Nobody goes into Midsummer thinking about their spine
That's exactly the problem.
You sit in the car for three hours to get to the cottage. You sleep on a mattress that last saw action in 1994. You dance barefoot on uneven ground after months of sitting at a desk. You carry the cool box. You dig out the garden furniture. You wake up the next morning and something that wasn't there on Friday is very much there on Saturday.
I see it every year without exception. The week after Midsummer brings a wave of patients with neck stiffness, lower back pain, and muscle soreness that seemed to come from nowhere. It never comes from nowhere. Midsummer, for all its joy, stacks several physical stresses into a single weekend and the body eventually responds.

Which pattern do you notice most in your own body?
The drive there is already loading your spine

The drive there is already loading your spine
Sitting in a car for two or three hours is not neutral. Research confirms that unsupported sitting increases intradiscal pressure in the lumbar spine by approximately 30% compared to standing. A 2026 study from Ulm University Medical Centre, examining 107 human spinal units, found that sustained loading compounds this pressure especially in discs that are already under stress from age or prior loading.
Add whole-body vibration from the road, a fixed posture, and a seat that offers little lumbar support and you've spent the first hours of your holiday systematically loading your lower back before you've even unpacked.
30% Increase in lumbar intradiscal pressure from unsupported sitting vs standing. Source: PubMed systematic review.
Going from zero to Midsummer in one afternoon

Someone sits at a desk for 48 weeks of the year. Then Midsummer arrives and in one afternoon they're dancing, running, carrying things, sleeping on an unfamiliar surface, and waking up to dig the garden.
Muscles that haven't been used in months have reduced endurance and are more susceptible to soreness from unaccustomed movement particularly eccentric movements, which is exactly what dancing, walking on uneven ground, and carrying involves. The soreness doesn't usually arrive in the moment. You feel fine on Saturday. You wake up Sunday and can't turn your neck. The inflammation builds after the activity, not during it.
Move before you do anything physical. Ten minutes of walking and gentle spinal rotation before the day starts changes what your body can handle. It sounds too simple. It works.
The mattress that's been there since 1994
Sleep is when the spine recovers discs rehydrate muscles repair the nervous system processes the day.
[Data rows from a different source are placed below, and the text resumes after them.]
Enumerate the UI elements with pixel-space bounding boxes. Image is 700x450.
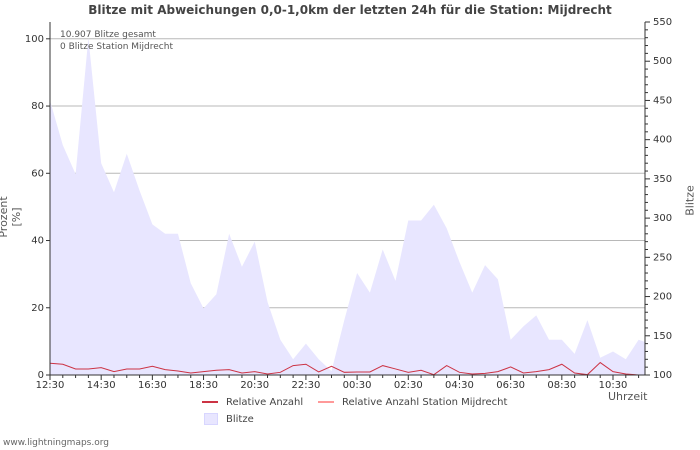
footer-credit: www.lightningmaps.org bbox=[3, 438, 109, 448]
blitze-area bbox=[50, 37, 645, 375]
y-tick-label-right: 450 bbox=[653, 95, 672, 106]
legend-label-relative: Relative Anzahl bbox=[226, 397, 304, 408]
chart-canvas: 0204060801001001502002503003504004505005… bbox=[25, 17, 672, 391]
y-axis-label-right: Blitze bbox=[683, 185, 697, 216]
stats-station: 0 Blitze Station Mijdrecht bbox=[60, 42, 173, 52]
x-tick-label: 08:30 bbox=[547, 380, 576, 391]
x-tick-label: 18:30 bbox=[189, 380, 218, 391]
x-tick-label: 02:30 bbox=[394, 380, 423, 391]
y-tick-label-left: 80 bbox=[31, 101, 44, 112]
legend-item-station: Relative Anzahl Station Mijdrecht bbox=[318, 397, 507, 408]
legend-swatch-blitze bbox=[204, 413, 218, 425]
legend-item-blitze: Blitze bbox=[204, 413, 254, 425]
y-tick-label-left: 60 bbox=[31, 168, 44, 179]
stats-box: 10.907 Blitze gesamt 0 Blitze Station Mi… bbox=[60, 29, 173, 53]
y-tick-label-right: 150 bbox=[653, 331, 672, 342]
x-tick-label: 20:30 bbox=[240, 380, 269, 391]
legend-item-relative: Relative Anzahl bbox=[202, 397, 303, 408]
y-tick-label-right: 550 bbox=[653, 17, 672, 28]
legend-swatch-relative bbox=[202, 401, 218, 403]
x-tick-label: 16:30 bbox=[138, 380, 167, 391]
y-tick-label-right: 300 bbox=[653, 213, 672, 224]
y-tick-label-right: 100 bbox=[653, 370, 672, 381]
x-tick-label: 04:30 bbox=[445, 380, 474, 391]
x-axis-label: Uhrzeit bbox=[608, 390, 648, 403]
x-tick-label: 14:30 bbox=[87, 380, 116, 391]
stats-total: 10.907 Blitze gesamt bbox=[60, 30, 156, 40]
legend-swatch-station bbox=[318, 401, 334, 403]
y-tick-label-right: 350 bbox=[653, 174, 672, 185]
x-tick-label: 06:30 bbox=[496, 380, 525, 391]
legend-label-blitze: Blitze bbox=[226, 414, 254, 425]
chart-title: Blitze mit Abweichungen 0,0-1,0km der le… bbox=[88, 3, 612, 17]
x-tick-label: 00:30 bbox=[343, 380, 372, 391]
x-tick-label: 22:30 bbox=[291, 380, 320, 391]
y-tick-label-left: 40 bbox=[31, 236, 44, 247]
area-blitze bbox=[50, 37, 645, 375]
y-axis-label-left: Prozent [%] bbox=[0, 196, 23, 238]
y-tick-label-left: 20 bbox=[31, 303, 44, 314]
legend-label-station: Relative Anzahl Station Mijdrecht bbox=[342, 397, 508, 408]
x-tick-label: 12:30 bbox=[36, 380, 65, 391]
y-tick-label-right: 200 bbox=[653, 292, 672, 303]
y-tick-label-left: 100 bbox=[25, 34, 44, 45]
y-tick-label-right: 400 bbox=[653, 135, 672, 146]
y-tick-label-right: 500 bbox=[653, 56, 672, 67]
y-tick-label-right: 250 bbox=[653, 252, 672, 263]
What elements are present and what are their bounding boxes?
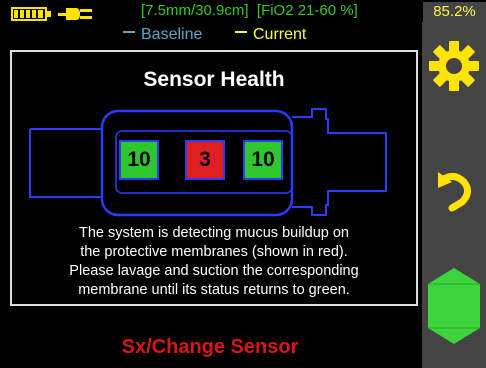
sensor-health-panel: Sensor Health 10 3 10 The system is dete… — [10, 50, 418, 306]
sx-change-sensor-button[interactable]: Sx/Change Sensor — [0, 336, 420, 359]
battery-full-icon — [11, 7, 51, 21]
membrane-1-value: 10 — [127, 148, 151, 171]
instruction-line-4: membrane until its status returns to gre… — [78, 282, 350, 298]
gear-icon[interactable] — [428, 40, 480, 92]
tube-size-fio2-readout: [7.5mm/30.9cm] [FiO2 21-60 %] — [141, 2, 358, 19]
legend-baseline: Baseline — [123, 26, 202, 44]
instruction-line-2: the protective membranes (shown in red). — [80, 244, 348, 260]
legend-current-label: Current — [253, 26, 307, 43]
membrane-2-value: 3 — [199, 148, 211, 171]
percent-readout: 85.2% — [423, 2, 486, 22]
instruction-text: The system is detecting mucus buildup on… — [16, 224, 412, 300]
membrane-3-status: 10 — [243, 140, 283, 180]
power-plug-icon — [58, 8, 92, 20]
legend-current-swatch — [235, 30, 247, 33]
legend-baseline-label: Baseline — [141, 26, 203, 43]
membrane-2-status: 3 — [185, 140, 225, 180]
instruction-line-1: The system is detecting mucus buildup on — [79, 225, 349, 241]
undo-arrow-icon[interactable] — [438, 168, 472, 212]
legend-baseline-swatch — [123, 30, 135, 33]
membrane-3-value: 10 — [251, 148, 275, 171]
legend-current: Current — [235, 26, 306, 44]
panel-title: Sensor Health — [143, 68, 285, 91]
instruction-line-3: Please lavage and suction the correspond… — [69, 263, 359, 279]
membrane-1-status: 10 — [119, 140, 159, 180]
hexagon-button-icon[interactable] — [426, 266, 482, 346]
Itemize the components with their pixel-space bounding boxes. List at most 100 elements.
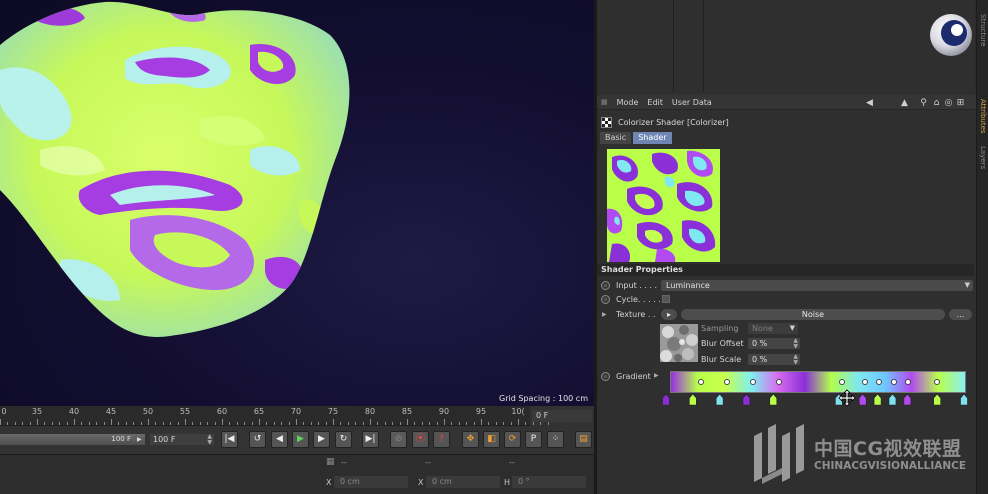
gradient-bar[interactable]: [670, 371, 966, 393]
tick-mark: [392, 422, 394, 425]
go-to-end-button[interactable]: ▶|: [362, 431, 379, 448]
film-strip-icon[interactable]: ▤: [575, 431, 592, 448]
record-keys-icon[interactable]: ⦿: [412, 431, 429, 448]
back-arrow-icon[interactable]: ◀: [863, 95, 876, 110]
gradient-marker[interactable]: [876, 379, 883, 385]
tick-mark: [59, 422, 61, 425]
blob-object[interactable]: [0, 0, 594, 406]
tick-mark: [503, 422, 505, 425]
grip-icon: ▦: [326, 457, 335, 467]
rotation-h-field[interactable]: 0 °: [512, 476, 586, 488]
3d-viewport[interactable]: Grid Spacing : 100 cm: [0, 0, 594, 406]
gradient-marker[interactable]: [839, 379, 846, 385]
gradient-marker[interactable]: [890, 379, 897, 385]
texture-noise-button[interactable]: Noise: [681, 309, 945, 320]
tick-mark: [281, 422, 283, 425]
gradient-marker[interactable]: [905, 379, 912, 385]
tab-layers[interactable]: Layers: [977, 140, 988, 176]
blur-scale-label: Blur Scale: [701, 355, 742, 364]
spinner-icon[interactable]: ▲ ▼: [793, 354, 798, 366]
tick-mark: [177, 422, 179, 425]
texture-menu-button[interactable]: ▸: [661, 309, 677, 320]
prev-key-button[interactable]: ↺: [249, 431, 266, 448]
texture-more-button[interactable]: ...: [949, 309, 972, 320]
coord-axis-label: H: [504, 478, 511, 487]
gradient-marker[interactable]: [934, 379, 941, 385]
cycle-row: Cycle. . . . .: [597, 293, 976, 306]
gradient-marker[interactable]: [723, 379, 730, 385]
tab-attributes[interactable]: Attributes: [977, 94, 988, 138]
spinner-icon[interactable]: ▲ ▼: [793, 338, 798, 350]
move-key-icon[interactable]: ✥: [462, 431, 479, 448]
tick-mark: [547, 422, 549, 425]
tick-mark: [355, 422, 357, 425]
tick-mark: [303, 422, 305, 425]
tick-mark: [495, 422, 497, 425]
shader-properties-heading: Shader Properties: [597, 264, 974, 276]
blur-scale-field[interactable]: 0 % ▲ ▼: [748, 354, 800, 365]
rotate-key-icon[interactable]: ⟳: [504, 431, 521, 448]
checker-shader-icon: [601, 116, 612, 128]
frame-range-slider[interactable]: 100 F: [0, 434, 145, 445]
gradient-knot[interactable]: [663, 393, 670, 406]
search-icon[interactable]: ⚲: [917, 95, 930, 110]
tick-mark: [111, 419, 112, 425]
spinner-icon[interactable]: ▲ ▼: [207, 434, 212, 446]
param-key-icon[interactable]: P: [525, 431, 542, 448]
point-level-icon[interactable]: ⁘: [547, 431, 564, 448]
gradient-marker[interactable]: [697, 379, 704, 385]
up-arrow-icon[interactable]: ▲: [898, 95, 911, 110]
cycle-checkbox[interactable]: [662, 295, 670, 303]
frame-ruler[interactable]: 0 35 40 45 50 55 60 65 70 75 80 85 90 95 10(: [0, 406, 549, 426]
go-to-start-button[interactable]: |◀: [221, 431, 238, 448]
gradient-knot[interactable]: [715, 393, 724, 406]
gradient-knot[interactable]: [873, 393, 882, 406]
next-key-button[interactable]: ↻: [335, 431, 352, 448]
gradient-knot[interactable]: [933, 393, 941, 406]
tab-shader[interactable]: Shader: [633, 132, 672, 144]
gradient-knot[interactable]: [689, 393, 697, 406]
gradient-knot[interactable]: [769, 393, 778, 406]
end-frame-field[interactable]: 100 F ▲ ▼: [150, 434, 214, 445]
scale-key-icon[interactable]: ◧: [483, 431, 500, 448]
tick-mark: [148, 419, 149, 425]
tick-mark: [155, 422, 157, 425]
next-frame-button[interactable]: ▶: [313, 431, 330, 448]
gradient-knot[interactable]: [858, 393, 867, 406]
tab-structure[interactable]: Structure: [977, 8, 988, 52]
autokey-icon[interactable]: ?: [433, 431, 450, 448]
gradient-knot[interactable]: [742, 393, 751, 406]
input-value: Luminance: [666, 281, 710, 290]
position-x-field[interactable]: 0 cm: [334, 476, 408, 488]
expand-triangle-icon[interactable]: ▶: [602, 311, 611, 318]
input-dropdown[interactable]: Luminance ▼: [661, 280, 973, 291]
new-panel-icon[interactable]: ⊞: [954, 95, 967, 110]
coord-header-rotation: --: [509, 458, 515, 467]
gradient-knot[interactable]: [903, 393, 912, 406]
gradient-marker[interactable]: [775, 379, 782, 385]
animate-radio[interactable]: [601, 281, 610, 290]
animate-radio[interactable]: [601, 295, 610, 304]
tick-mark: [429, 422, 431, 425]
gradient-marker[interactable]: [749, 379, 756, 385]
prev-frame-button[interactable]: ◀: [271, 431, 288, 448]
gradient-knots[interactable]: [663, 393, 973, 407]
menu-mode[interactable]: Mode: [617, 98, 639, 107]
tab-basic[interactable]: Basic: [600, 132, 632, 144]
blur-offset-field[interactable]: 0 % ▲ ▼: [748, 338, 800, 349]
play-button[interactable]: ▶: [292, 431, 309, 448]
object-manager-panel[interactable]: [597, 0, 975, 92]
expand-triangle-icon[interactable]: ▶: [654, 372, 659, 379]
menu-user-data[interactable]: User Data: [672, 98, 712, 107]
menu-edit[interactable]: Edit: [647, 98, 663, 107]
tick-mark: [421, 422, 423, 425]
record-disabled-icon[interactable]: ⊘: [390, 431, 407, 448]
animate-radio[interactable]: [601, 372, 610, 381]
sampling-dropdown[interactable]: None ▼: [748, 323, 798, 334]
gradient-knot[interactable]: [960, 393, 968, 406]
size-x-field[interactable]: 0 cm: [426, 476, 500, 488]
gradient-marker[interactable]: [862, 379, 869, 385]
current-frame-field[interactable]: 0 F: [532, 410, 592, 422]
gradient-knot[interactable]: [888, 393, 897, 406]
tick-mark: [414, 422, 416, 425]
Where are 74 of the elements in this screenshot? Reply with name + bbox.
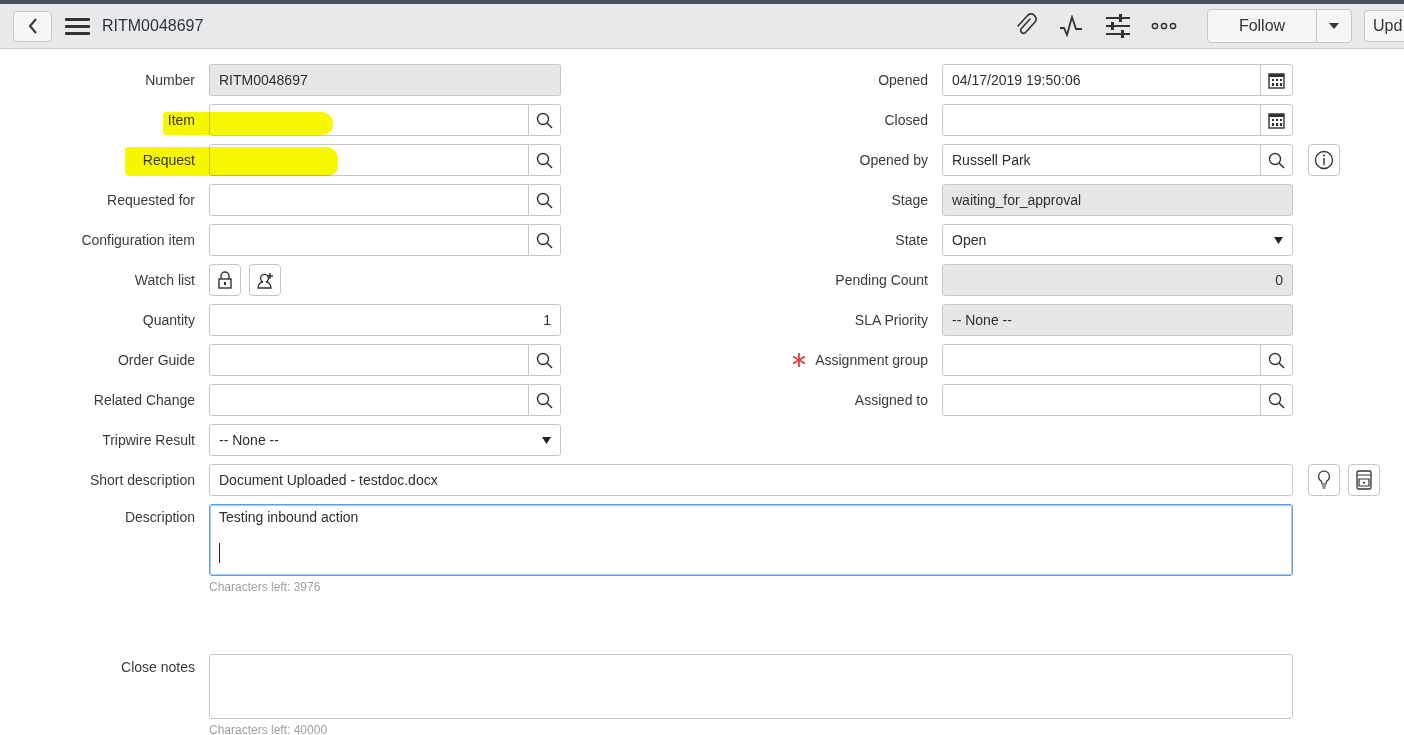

This works best when the spine is supported in a neutral position through the night.
A mattress that's too soft lets the hips sink and the lumbar spine bow. Too hard creates pressure at the shoulders and hips. An unfamiliar pillow puts the cervical spine under hours of sustained tension. Eight hours in an unsupported position is eight hours of loading that should have been recovery.
A folded towel under the lower back if the mattress is too soft. A pillow between the knees if you sleep on your side. Bring your own pillow if you can. Small adjustments real difference.
Why Midsummer injuries are rarely about one thing
Observation
The interesting thing about Midsummer injuries is that they rarely happen because of one thing. They happen because several small stresses arrive at the same time.
Long sitting. Poor sleep. Dehydration. Sudden physical activity after months of inactivity. The body handles each of them well in isolation. It's the combination arriving within 48 hours that creates the problem.
The same pattern appears in organisations and in health: systems don't fail from a single cause. They fail when multiple smaller stresses converge faster than the system can adapt. The body is no different. The problem starts before the pain.
Come back on Monday feeling like yourself
Move before you do anything physical. Stop every 90 minutes in the car. Drink water consistently not just when thirsty. Lift with your legs, keep loads close to your body, don't twist while carrying. And if something does go wrong nerve symptoms, sharp pain, significant stiffness that doesn't ease come in early. Early treatment changes outcomes far more than waiting a week.
Glad midsommar!
Enjoy the people the food and the long evening light that makes Midsummer uniquely Swedish.
And be kind to your spine.

"There is a certain peace that comes with knowing less and choosing better."
Until the next signal,
Dr Erik Rudberg
Chiropractor

Most people wait for pain. The attentive ones notice the signal.